Handal Murat, a medical supplies specialist from Connecticut, grew up in Petionville outside Port-au-Prince. He explained why he went on the trip:

“Having witnessed the international community‘s immediate and overwhelming response to our country in its desperate time of need; I felt as a native Haitian living abroad the obligation to roll up my sleeves and also help. Not going to volunteer was never an option for me. It was more a matter of when. While I know that many Haitians living abroad can’t physically make the trip, I encourage them to help by supporting local fundraisings, supply drives, and even sponsoring an orphaned child.

The news media has left Haiti and the rest of the world will inevitably go back to their lives. Haitians in the Diaspora play a vital role in rebuilding Haiti because of our deep and lasting ties to our beloved country. Many of us still have cousins, aunts and other extended family members living there.

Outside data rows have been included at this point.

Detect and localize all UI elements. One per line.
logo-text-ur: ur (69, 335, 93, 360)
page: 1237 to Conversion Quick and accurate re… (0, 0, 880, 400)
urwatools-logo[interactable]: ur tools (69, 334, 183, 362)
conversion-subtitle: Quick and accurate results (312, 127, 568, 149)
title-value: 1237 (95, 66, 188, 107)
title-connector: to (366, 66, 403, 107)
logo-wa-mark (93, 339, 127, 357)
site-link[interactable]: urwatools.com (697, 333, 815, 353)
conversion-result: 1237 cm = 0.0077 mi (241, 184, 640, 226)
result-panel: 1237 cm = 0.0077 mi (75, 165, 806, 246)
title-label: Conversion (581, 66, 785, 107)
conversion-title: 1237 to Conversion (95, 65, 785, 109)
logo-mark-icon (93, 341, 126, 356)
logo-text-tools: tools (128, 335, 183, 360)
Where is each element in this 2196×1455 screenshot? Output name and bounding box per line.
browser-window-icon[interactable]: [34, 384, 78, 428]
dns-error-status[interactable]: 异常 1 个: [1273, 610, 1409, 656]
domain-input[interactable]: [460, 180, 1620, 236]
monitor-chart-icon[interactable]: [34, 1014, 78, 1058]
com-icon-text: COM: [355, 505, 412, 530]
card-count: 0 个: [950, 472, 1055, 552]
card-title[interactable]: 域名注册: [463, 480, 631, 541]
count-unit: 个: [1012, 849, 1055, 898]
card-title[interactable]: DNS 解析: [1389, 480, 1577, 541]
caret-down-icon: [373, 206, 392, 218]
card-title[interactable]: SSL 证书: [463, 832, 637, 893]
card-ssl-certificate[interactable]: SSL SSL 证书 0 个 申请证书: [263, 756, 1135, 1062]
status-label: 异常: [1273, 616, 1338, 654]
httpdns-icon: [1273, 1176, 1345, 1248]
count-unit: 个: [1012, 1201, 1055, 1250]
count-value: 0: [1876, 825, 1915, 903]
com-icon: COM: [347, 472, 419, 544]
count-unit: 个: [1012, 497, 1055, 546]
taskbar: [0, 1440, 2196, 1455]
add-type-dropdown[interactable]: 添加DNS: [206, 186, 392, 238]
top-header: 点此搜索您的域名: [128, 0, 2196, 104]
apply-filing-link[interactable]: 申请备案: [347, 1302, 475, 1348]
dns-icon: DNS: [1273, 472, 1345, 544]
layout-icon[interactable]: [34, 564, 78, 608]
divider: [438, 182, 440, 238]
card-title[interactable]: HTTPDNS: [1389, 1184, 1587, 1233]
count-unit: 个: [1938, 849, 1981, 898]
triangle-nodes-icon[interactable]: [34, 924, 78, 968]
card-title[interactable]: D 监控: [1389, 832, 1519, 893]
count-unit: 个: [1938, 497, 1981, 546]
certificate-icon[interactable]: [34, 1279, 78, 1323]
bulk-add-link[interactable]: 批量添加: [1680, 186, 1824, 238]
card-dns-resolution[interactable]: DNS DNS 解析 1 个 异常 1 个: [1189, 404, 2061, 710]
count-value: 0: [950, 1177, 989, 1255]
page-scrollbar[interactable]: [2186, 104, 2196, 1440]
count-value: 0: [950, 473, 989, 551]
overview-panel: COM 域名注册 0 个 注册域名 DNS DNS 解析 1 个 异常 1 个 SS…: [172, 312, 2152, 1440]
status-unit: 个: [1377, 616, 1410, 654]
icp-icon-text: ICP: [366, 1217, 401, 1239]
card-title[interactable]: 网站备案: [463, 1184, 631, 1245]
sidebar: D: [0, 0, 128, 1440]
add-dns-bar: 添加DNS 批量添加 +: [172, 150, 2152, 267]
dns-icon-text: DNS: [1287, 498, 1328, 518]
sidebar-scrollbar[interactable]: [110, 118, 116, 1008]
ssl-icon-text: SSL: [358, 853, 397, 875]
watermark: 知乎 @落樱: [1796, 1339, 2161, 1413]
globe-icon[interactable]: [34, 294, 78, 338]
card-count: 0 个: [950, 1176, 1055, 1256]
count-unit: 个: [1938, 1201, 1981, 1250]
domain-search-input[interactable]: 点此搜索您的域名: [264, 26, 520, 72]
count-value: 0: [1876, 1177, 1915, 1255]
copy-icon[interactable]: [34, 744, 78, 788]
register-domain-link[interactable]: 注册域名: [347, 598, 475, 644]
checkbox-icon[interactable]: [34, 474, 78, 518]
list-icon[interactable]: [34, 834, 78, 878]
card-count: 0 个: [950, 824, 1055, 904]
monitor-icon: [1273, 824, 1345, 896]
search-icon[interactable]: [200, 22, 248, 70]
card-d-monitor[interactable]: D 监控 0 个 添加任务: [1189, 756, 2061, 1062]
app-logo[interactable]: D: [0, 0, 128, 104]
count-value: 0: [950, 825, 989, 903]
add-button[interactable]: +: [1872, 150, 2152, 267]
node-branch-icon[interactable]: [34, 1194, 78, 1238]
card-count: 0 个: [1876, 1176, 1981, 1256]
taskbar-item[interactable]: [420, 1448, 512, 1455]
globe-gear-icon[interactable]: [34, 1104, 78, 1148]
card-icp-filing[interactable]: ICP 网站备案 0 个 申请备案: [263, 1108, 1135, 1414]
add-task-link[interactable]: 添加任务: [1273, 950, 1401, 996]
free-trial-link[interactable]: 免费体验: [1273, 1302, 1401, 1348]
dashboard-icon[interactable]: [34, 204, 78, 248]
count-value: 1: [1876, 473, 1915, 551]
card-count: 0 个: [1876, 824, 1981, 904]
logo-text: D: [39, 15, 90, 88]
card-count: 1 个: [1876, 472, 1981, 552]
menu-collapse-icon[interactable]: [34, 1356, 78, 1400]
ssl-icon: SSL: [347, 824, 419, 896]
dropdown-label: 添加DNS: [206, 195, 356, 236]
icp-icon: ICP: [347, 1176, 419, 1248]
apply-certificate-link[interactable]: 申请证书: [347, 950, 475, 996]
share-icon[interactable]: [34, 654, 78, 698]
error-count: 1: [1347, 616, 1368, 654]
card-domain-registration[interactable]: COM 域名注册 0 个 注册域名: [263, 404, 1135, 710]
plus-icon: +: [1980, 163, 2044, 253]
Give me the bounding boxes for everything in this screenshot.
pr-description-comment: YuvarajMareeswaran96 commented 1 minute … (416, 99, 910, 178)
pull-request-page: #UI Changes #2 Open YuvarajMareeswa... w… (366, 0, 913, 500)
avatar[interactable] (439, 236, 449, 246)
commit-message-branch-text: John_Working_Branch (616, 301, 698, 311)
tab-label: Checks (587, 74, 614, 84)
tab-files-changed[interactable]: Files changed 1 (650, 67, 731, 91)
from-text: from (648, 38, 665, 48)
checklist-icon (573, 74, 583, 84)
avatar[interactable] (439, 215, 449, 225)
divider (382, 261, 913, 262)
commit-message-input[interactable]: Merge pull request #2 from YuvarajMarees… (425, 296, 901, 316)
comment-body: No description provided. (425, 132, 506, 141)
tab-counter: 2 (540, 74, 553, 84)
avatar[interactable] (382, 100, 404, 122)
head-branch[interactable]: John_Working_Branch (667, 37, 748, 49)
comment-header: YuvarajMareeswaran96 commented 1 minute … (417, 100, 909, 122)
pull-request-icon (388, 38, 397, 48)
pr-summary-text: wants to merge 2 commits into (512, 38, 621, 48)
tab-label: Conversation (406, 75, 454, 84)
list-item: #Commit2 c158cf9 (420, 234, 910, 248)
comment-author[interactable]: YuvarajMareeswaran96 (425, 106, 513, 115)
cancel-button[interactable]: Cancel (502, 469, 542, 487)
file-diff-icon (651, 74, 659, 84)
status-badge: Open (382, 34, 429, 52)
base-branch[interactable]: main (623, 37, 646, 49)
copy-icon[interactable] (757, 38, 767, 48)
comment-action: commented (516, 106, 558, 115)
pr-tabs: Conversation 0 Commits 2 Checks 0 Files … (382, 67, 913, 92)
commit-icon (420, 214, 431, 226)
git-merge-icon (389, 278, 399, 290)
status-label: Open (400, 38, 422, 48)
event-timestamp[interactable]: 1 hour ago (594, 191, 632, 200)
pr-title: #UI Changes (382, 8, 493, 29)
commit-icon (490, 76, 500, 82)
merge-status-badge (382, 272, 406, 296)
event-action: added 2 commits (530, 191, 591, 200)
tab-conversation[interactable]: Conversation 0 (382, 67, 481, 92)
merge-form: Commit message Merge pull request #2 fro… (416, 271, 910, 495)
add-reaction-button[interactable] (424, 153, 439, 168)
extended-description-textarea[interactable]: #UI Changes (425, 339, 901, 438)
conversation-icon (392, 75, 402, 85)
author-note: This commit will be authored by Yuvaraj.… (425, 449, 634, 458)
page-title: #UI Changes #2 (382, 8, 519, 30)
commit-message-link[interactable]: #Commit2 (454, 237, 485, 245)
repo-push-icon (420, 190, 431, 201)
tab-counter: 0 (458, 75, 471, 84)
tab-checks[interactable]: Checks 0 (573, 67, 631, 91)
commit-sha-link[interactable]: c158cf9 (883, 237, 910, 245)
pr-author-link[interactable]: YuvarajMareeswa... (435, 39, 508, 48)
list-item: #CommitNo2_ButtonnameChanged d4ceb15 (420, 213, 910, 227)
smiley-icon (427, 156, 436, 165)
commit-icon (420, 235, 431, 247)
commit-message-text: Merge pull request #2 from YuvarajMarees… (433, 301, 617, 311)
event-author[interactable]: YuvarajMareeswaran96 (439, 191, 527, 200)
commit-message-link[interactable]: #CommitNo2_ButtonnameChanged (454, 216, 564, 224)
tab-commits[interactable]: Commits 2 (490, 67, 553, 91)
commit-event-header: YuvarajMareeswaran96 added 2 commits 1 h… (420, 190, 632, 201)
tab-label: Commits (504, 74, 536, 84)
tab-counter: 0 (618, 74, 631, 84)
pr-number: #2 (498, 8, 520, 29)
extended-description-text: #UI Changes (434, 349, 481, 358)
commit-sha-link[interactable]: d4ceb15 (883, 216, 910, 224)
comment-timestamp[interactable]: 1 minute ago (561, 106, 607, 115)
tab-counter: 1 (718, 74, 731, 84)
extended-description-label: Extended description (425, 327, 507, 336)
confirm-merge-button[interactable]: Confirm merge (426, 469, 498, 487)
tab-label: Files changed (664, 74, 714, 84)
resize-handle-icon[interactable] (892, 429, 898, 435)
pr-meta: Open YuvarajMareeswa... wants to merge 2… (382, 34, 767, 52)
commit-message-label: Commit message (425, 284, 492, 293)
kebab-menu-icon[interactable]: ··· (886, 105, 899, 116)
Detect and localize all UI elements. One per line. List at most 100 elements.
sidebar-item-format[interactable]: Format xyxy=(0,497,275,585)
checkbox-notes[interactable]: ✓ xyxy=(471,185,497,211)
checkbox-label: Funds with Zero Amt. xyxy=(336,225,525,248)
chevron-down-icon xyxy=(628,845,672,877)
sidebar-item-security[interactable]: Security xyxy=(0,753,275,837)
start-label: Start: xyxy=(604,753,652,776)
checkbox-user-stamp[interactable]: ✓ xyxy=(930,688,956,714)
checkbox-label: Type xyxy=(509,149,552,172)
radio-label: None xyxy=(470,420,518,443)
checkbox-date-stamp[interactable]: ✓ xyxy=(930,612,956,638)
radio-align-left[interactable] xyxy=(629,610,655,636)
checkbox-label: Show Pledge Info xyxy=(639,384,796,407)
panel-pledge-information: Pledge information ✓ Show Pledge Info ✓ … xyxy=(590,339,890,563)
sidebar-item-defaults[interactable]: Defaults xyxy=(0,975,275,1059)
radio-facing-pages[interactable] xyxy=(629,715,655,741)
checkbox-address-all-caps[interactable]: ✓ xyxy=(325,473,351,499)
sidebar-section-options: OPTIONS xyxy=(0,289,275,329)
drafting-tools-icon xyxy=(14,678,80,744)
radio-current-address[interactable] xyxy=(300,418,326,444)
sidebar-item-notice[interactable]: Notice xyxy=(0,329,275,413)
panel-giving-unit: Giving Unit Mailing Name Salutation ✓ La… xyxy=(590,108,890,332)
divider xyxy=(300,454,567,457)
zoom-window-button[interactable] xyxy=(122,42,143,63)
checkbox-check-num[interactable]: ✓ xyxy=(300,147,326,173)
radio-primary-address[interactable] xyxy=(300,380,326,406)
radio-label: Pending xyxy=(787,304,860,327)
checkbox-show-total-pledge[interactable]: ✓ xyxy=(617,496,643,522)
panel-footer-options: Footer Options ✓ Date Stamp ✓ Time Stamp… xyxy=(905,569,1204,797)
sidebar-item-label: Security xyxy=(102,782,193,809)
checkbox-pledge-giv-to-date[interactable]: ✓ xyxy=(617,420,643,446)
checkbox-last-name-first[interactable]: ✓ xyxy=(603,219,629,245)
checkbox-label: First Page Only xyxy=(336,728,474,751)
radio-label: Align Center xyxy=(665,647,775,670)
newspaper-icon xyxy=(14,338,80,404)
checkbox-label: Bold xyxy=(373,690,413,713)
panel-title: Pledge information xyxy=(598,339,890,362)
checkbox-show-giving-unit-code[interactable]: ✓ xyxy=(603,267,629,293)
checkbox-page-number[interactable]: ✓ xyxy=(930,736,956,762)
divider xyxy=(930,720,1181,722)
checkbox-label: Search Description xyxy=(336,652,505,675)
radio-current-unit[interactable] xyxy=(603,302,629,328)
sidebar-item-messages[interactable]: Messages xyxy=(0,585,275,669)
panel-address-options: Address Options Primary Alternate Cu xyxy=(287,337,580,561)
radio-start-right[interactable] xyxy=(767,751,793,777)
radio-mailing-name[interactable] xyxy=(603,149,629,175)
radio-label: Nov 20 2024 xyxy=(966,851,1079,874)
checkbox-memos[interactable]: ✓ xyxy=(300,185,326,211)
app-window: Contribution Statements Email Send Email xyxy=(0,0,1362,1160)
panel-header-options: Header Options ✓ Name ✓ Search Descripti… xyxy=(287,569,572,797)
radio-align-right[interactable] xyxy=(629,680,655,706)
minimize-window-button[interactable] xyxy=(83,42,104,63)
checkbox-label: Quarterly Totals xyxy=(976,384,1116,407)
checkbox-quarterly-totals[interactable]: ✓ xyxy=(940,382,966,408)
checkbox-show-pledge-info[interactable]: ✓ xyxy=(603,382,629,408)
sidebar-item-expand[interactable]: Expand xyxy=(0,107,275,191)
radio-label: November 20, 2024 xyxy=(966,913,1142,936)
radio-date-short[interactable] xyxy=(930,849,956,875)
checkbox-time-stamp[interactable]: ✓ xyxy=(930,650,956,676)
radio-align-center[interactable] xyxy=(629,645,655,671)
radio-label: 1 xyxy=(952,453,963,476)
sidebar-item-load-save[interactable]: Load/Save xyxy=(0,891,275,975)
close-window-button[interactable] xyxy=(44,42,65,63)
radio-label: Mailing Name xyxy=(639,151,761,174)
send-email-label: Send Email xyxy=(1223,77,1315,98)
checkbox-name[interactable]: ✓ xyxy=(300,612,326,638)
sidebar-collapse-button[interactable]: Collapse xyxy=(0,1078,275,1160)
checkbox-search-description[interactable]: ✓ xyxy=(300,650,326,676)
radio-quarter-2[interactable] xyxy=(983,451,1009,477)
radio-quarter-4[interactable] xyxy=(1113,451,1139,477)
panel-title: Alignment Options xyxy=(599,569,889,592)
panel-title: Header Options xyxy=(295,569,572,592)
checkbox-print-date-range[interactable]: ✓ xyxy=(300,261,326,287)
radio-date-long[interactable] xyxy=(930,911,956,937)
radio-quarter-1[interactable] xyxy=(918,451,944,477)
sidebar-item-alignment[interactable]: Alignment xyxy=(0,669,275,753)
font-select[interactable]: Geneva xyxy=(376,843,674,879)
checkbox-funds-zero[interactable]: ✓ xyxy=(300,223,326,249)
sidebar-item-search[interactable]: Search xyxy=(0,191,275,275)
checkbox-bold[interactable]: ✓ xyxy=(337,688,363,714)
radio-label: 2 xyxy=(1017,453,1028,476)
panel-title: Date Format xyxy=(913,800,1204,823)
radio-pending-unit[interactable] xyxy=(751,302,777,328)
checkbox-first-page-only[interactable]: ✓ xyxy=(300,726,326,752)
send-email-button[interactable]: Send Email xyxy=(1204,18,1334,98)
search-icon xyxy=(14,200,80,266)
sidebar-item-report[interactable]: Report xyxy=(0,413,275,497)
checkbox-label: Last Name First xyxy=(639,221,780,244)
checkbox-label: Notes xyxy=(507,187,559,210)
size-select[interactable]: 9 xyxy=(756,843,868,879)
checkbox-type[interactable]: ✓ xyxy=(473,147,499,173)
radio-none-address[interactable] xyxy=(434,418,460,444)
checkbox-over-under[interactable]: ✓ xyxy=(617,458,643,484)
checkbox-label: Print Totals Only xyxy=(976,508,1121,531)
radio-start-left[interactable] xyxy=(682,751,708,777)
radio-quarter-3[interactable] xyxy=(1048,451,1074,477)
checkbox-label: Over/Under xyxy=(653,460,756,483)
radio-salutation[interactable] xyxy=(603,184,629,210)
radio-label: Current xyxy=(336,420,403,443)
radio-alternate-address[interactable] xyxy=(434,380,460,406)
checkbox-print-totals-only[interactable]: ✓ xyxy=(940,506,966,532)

I gained more from the trip than I gave. The resilience and hope of the people is contagious. After touring the destruction in Port-au-Prince and Léogâne, walking through the tent cities and interviewing many of the orphans, I returned home with a totally new perspective of what’s really important.

For Haitian-Americans, just like it is for all of us, the motivation comes from seeing the results.

The programs Orphans International Worldwide runs in Léogâne include family care for orphaned children, academic scholarships for orphaned students not in family care, and a college leadership mentoring program. There are approximately 100 students in each program.

It seems obvious to this non-Haitian writer that the New Haiti, rising from the ashes of the earthquake, will succeed only with the full support of the Diaspora. Haitian-Americans are called to embrace their moral and social obligations. And they are doing so.